BTW, the returned 10.30.0.0/32 entry is "cloned" (more on this
subject later).
Only if we fetch the whole forwarding table from the kernel, then
the information for each entry matches the information when it was
installed.
After reading the source code for iproute2 (which contains utility
"ip" and is presumably the example of how to use the Netlink
interface), I found that the way it supports a command like
"ip route list exact 10.30.0.0/24" which basically lookup the
exact network routing entry is to:
1. Get the whole forwarding table
2. Go through the list of all entries, and select the one that
exactly matches the request (if such entry exists).
Obviously, the overhead of always fetching the forwarding table
and then filtering/selecting at user space may increase
considerably if the forwarding table size becomes significantly
large.
However, I coudn't find any other solution of the problem (no
documentation, and reading the source code and playing with
the Netlink interface were frutless), hence I had to use the same
mechanism inside the FEA.
On the upside, looking-up a specific subnet address currently is
needed only for debug purpose, hence I don't expect that we
should worry much about the overhead of reading the whole
forwarding table.
* When we lookup a host address from user space, the returned result
is actually a "cloned" entry inside the kernel. E.g., if we have
installed 10.30.0.0/16 in the kernel, and we lookup destination
address 10.30.0.10, the kernel will create internally a cloned
entry for 10.30.0.10/32, and will return that result.
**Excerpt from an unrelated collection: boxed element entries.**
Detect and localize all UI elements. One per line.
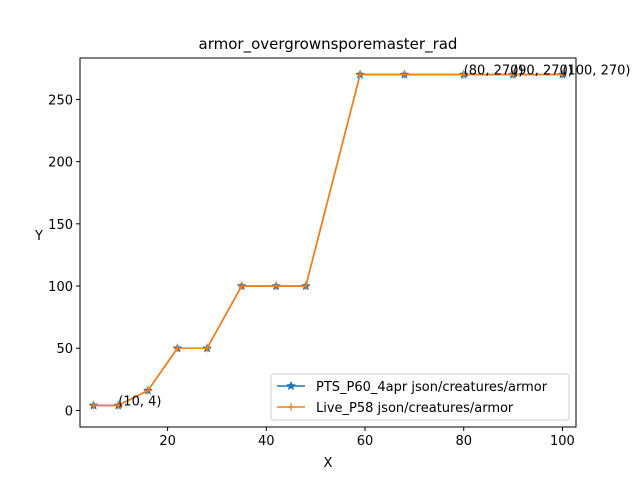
data-point: [400, 70, 409, 79]
x-tick-label: 20: [159, 434, 176, 449]
x-tick-label: 100: [550, 434, 575, 449]
y-tick-label: 100: [48, 280, 73, 295]
data-point: [143, 386, 152, 395]
y-tick-label: 50: [56, 342, 73, 357]
legend-label-0: PTS_P60_4apr json/creatures/armor: [316, 380, 548, 395]
y-tick-label: 150: [48, 218, 73, 233]
data-point: [203, 344, 212, 353]
chart-title: armor_overgrownsporemaster_rad: [199, 35, 458, 54]
y-axis: 0 50 100 150 200 250: [48, 93, 80, 419]
y-tick-label: 0: [65, 404, 73, 419]
data-label: (10, 4): [118, 394, 161, 409]
series-layer: [88, 69, 568, 410]
plot-frame: [79, 57, 577, 428]
data-point: [459, 70, 468, 79]
data-point: [558, 70, 567, 79]
legend-marker-1: [287, 403, 295, 411]
x-tick-label: 40: [258, 434, 275, 449]
series-1: [89, 70, 567, 410]
data-point: [173, 344, 182, 353]
data-point: [237, 282, 246, 291]
y-axis-label: Y: [34, 229, 43, 244]
x-axis: 20 40 60 80 100: [159, 427, 575, 449]
legend-marker-0: [285, 380, 297, 391]
data-point: [272, 282, 281, 291]
x-axis-label: X: [324, 456, 333, 471]
legend: PTS_P60_4apr json/creatures/armor Live_P…: [270, 373, 570, 421]
legend-label-1: Live_P58 json/creatures/armor: [316, 401, 514, 416]
y-tick-label: 250: [48, 93, 73, 108]
x-tick-label: 60: [357, 434, 374, 449]
data-point: [114, 401, 123, 410]
x-tick-label: 80: [455, 434, 472, 449]
data-label: (80, 270): [464, 64, 524, 79]
data-point: [509, 70, 518, 79]
y-tick-label: 200: [48, 156, 73, 171]
plot-area: [80, 58, 576, 427]
data-point: [89, 401, 98, 410]
legend-box: [270, 373, 570, 421]
annotations: (10, 4) (80, 270)(90, 270)(100, 270): [118, 64, 630, 410]
data-point: [356, 70, 365, 79]
data-label: (90, 270): [513, 64, 573, 79]
data-point: [301, 282, 310, 291]
data-label: (100, 270): [562, 64, 630, 79]
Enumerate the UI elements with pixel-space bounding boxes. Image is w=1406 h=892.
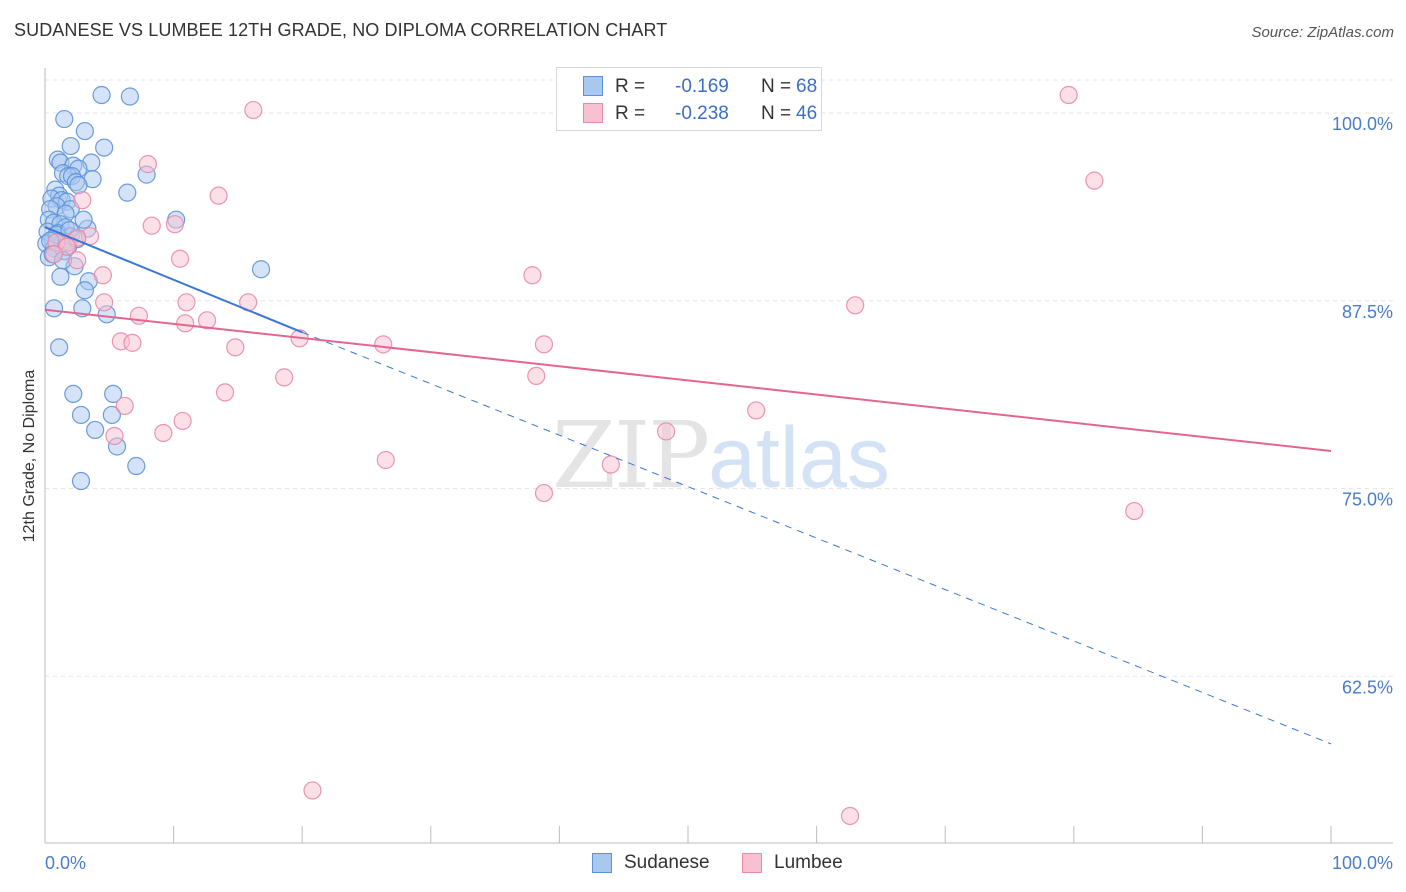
y-tick-label: 75.0% bbox=[1342, 490, 1393, 510]
lumbee-point bbox=[523, 266, 542, 285]
lumbee-point bbox=[534, 483, 554, 503]
lumbee-point bbox=[376, 450, 395, 470]
sudanese-point bbox=[75, 121, 94, 141]
sudanese-point bbox=[74, 210, 93, 229]
watermark-atlas: atlas bbox=[708, 410, 890, 506]
lumbee-point bbox=[275, 368, 294, 387]
sudanese-trend-line-solid bbox=[44, 226, 303, 334]
sudanese-legend-swatch bbox=[592, 853, 612, 873]
trend-lines bbox=[44, 226, 1332, 745]
lumbee-point bbox=[215, 383, 235, 402]
x-tick-label: 0.0% bbox=[45, 853, 86, 873]
sudanese-point bbox=[251, 260, 271, 279]
sudanese-point bbox=[55, 109, 74, 129]
tick-labels: 62.5% 75.0% 87.5% 100.0% 0.0% 100.0% bbox=[45, 114, 1393, 873]
sudanese-point bbox=[71, 405, 91, 425]
x-tick-label: 100.0% bbox=[1332, 853, 1393, 873]
lumbee-point bbox=[93, 266, 112, 285]
lumbee-point bbox=[142, 216, 161, 235]
sudanese-point bbox=[92, 85, 111, 105]
lumbee-point bbox=[226, 338, 245, 357]
lumbee-swatch bbox=[583, 103, 603, 123]
lumbee-point bbox=[123, 333, 142, 352]
lumbee-point bbox=[1059, 85, 1078, 105]
lumbee-point bbox=[95, 293, 114, 312]
lumbee-point bbox=[176, 314, 195, 333]
sudanese-point bbox=[44, 299, 64, 318]
lumbee-point bbox=[840, 806, 860, 826]
sudanese-trend-line-dashed bbox=[302, 331, 1332, 745]
lumbee-point bbox=[601, 455, 620, 474]
lumbee-points bbox=[44, 85, 1144, 826]
lumbee-point bbox=[846, 296, 865, 315]
lumbee-point bbox=[138, 155, 157, 174]
lumbee-point bbox=[154, 423, 173, 443]
sudanese-point bbox=[95, 138, 114, 157]
lumbee-point bbox=[374, 335, 393, 354]
lumbee-point bbox=[170, 249, 190, 268]
lumbee-point bbox=[105, 426, 124, 446]
lumbee-point bbox=[244, 100, 263, 120]
lumbee-point bbox=[527, 366, 546, 385]
sudanese-r-label: R = bbox=[615, 76, 646, 97]
sudanese-point bbox=[102, 405, 121, 425]
lumbee-n-value: 46 bbox=[796, 103, 818, 124]
sudanese-point bbox=[75, 281, 94, 300]
lumbee-point bbox=[197, 311, 217, 330]
lumbee-n-label: N = bbox=[761, 103, 792, 124]
grid bbox=[45, 79, 1393, 677]
lumbee-point bbox=[68, 251, 87, 270]
lumbee-point bbox=[534, 335, 554, 354]
sudanese-point bbox=[61, 136, 80, 156]
sudanese-point bbox=[51, 267, 70, 286]
lumbee-r-label: R = bbox=[615, 103, 646, 124]
sudanese-point bbox=[50, 338, 69, 357]
sudanese-point bbox=[120, 87, 139, 106]
sudanese-point bbox=[118, 183, 137, 202]
sudanese-legend-label: Sudanese bbox=[624, 852, 710, 873]
sudanese-point bbox=[86, 420, 105, 440]
sudanese-point bbox=[64, 384, 83, 404]
lumbee-legend-swatch bbox=[742, 853, 762, 873]
lumbee-legend-label: Lumbee bbox=[774, 852, 843, 873]
lumbee-point bbox=[73, 191, 92, 210]
lumbee-point bbox=[115, 396, 134, 416]
sudanese-point bbox=[69, 176, 88, 195]
sudanese-point bbox=[127, 456, 146, 476]
lumbee-point bbox=[44, 245, 64, 264]
stats-legend: R = -0.169 N = 68 R = -0.238 N = 46 bbox=[556, 67, 822, 131]
y-tick-label: 87.5% bbox=[1342, 302, 1393, 322]
watermark: ZIPatlas bbox=[552, 402, 890, 509]
lumbee-trend-line-solid bbox=[44, 308, 1332, 452]
lumbee-point bbox=[165, 215, 184, 234]
lumbee-point bbox=[747, 401, 766, 420]
lumbee-r-value: -0.238 bbox=[675, 103, 729, 124]
lumbee-point bbox=[177, 293, 196, 312]
lumbee-point bbox=[1085, 171, 1104, 190]
y-tick-label: 62.5% bbox=[1342, 677, 1393, 697]
lumbee-point bbox=[173, 411, 192, 431]
y-tick-label: 100.0% bbox=[1332, 114, 1393, 134]
sudanese-n-label: N = bbox=[761, 76, 792, 97]
watermark-zip: ZIP bbox=[552, 402, 710, 509]
axes bbox=[44, 68, 1393, 844]
lumbee-point bbox=[303, 781, 322, 800]
sudanese-swatch bbox=[583, 76, 603, 96]
sudanese-points bbox=[37, 85, 271, 491]
sudanese-point bbox=[104, 384, 123, 404]
lumbee-point bbox=[209, 186, 228, 205]
sudanese-point bbox=[71, 471, 91, 491]
lumbee-point bbox=[657, 422, 676, 441]
chart-title: SUDANESE VS LUMBEE 12TH GRADE, NO DIPLOM… bbox=[14, 20, 668, 40]
source-note: Source: ZipAtlas.com bbox=[1251, 24, 1394, 41]
sudanese-n-value: 68 bbox=[796, 76, 818, 97]
lumbee-point bbox=[1125, 501, 1144, 521]
sudanese-r-value: -0.169 bbox=[675, 76, 729, 97]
However, if we delete entry 10.30.0.0/16, it looks like that the
cloned 10.30.0.10/32 entry will remain in the kernel for up to 2
seconds or so, and then it will be automatically deleted.
Hence, if I try to perform the following test:
1. Install routing entry for 10.30.0.0/16
2. Test that the kernel returns a valid route for destination
10.30.0.10
3. Delete routing entry for 10.30.0.0/16
4. Test that the kernel does NOT have a valid route for
destination 10.30.0.10 (assuming no other matching entries were
installed previously in the kernel).
the test will fail at step 4, because the kernel will return the
obsoleted cloned entry for 10.30.0.10/32.
Only if I wait at least 2-3 seconds between step 3 and step 4,
then the test will succeed.
For now I don't have a reasonable solution of the problem except
that to explicitly modify the above test such that in step 4 we
always wait for 3 seconds first before sending the request to the
FEA.
However, looking-up a specific host address currently is used only
for debugging purpose, so I expect that the above behavior
would create problems only in our test scripts (solvable by the
"sleep 3" hack).
FWIW, in *BSD the routing sockets interface doesn't appear to have
the above problems.
Any comments or suggestions if we should handle those problems
differently?
Pavlin